Some of the obstacles in place include the need for developments in technology (including the improvement of graphics and visuals in digital environments), a lack of regulation, which creates additional risk for iGaming firms who may wish to enter the space, and the need for a higher level of customer education in order to welcome more people into the world of Web 3.
When asked to offer her prediction on what will change regarding Web 3 and the metaverse in the future, Net Gaming CEO Pallavi Deshmukh said: “At this stage, with the way Web 3 technology is, it’s definitely not scalable. It’s slow and it still needs to improve tremendously, which will happen over the next five years.”
Other speakers taking part in the conference agreed with this sentiment, adding that the way metaverse environments look – with graphics still a long way behind those seen in video gaming, for example – will also prevent many potential customers from jumping into the technology in its current form.
Net Gaming CEO Pallavi Deshmukh said: “At this stage, with the way Web 3 technology is, it’s definitely not scalable. It’s slow and it still needs to improve tremendously, which will happen over the next five years.”
Still, some customers are more likely than others to use Web 3-related technology on a daily basis, and that likelihood is at least in part determined by geographical region, according to XCoin head of business development Narcis Gavrilescu.
He said: “If you go to Asia, Africa and the Gulf, it’s easy to onboard crypto customers – but if you go into Europe, you need to educate people and slowly bring them in, to explain why crypto is better and speeds things up at the end of the day.”
While customer education will certainly be a crucial step on the path to widespread adoption of metaverse environments, regulations – or a lack thereof – are yet another problem for the industry to overcome, particularly when it comes to iGaming.
Gambling games are already gaining popularity in the metaverse, as pointed out by James Ashton, founder and CEO of Decentraland’s Vegas City.

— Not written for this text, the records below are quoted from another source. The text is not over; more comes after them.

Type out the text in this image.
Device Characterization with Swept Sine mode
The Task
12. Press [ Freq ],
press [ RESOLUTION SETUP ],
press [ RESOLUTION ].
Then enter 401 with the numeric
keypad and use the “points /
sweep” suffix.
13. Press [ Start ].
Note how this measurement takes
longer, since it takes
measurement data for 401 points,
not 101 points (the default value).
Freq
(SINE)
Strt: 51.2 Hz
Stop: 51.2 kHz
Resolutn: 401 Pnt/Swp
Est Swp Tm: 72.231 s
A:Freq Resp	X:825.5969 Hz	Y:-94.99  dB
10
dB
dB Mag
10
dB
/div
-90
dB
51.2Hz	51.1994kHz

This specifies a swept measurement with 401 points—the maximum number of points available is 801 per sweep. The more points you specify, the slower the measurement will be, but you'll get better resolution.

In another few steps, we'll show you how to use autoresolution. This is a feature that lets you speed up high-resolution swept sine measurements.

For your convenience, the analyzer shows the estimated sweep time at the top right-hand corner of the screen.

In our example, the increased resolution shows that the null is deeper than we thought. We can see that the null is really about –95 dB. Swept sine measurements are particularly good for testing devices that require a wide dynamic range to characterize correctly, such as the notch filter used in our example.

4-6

XCoin head of business development Narcis Gavrilescu: “If you go into Europe, you need to educate people and slowly bring them in, to explain why crypto is better and speeds things up at the end of the day.”
He said poker games in the digital Sin City attract some 600-1,000 concurrent players, making it one of the most popular attractions in the metaverse.
Those games are free-to-play, however, and remain a long way from being overtaken by their real-money equivalents.
For large operators in licensed jurisdictions, a lack of concrete regulation around metaverse gambling is likely to create significant reluctance to take a risk on the emerging technology.
Without a proper framework in place, metaNEXT speakers agreed that the successful entry of established iGaming companies into the metaverse remains a long way away.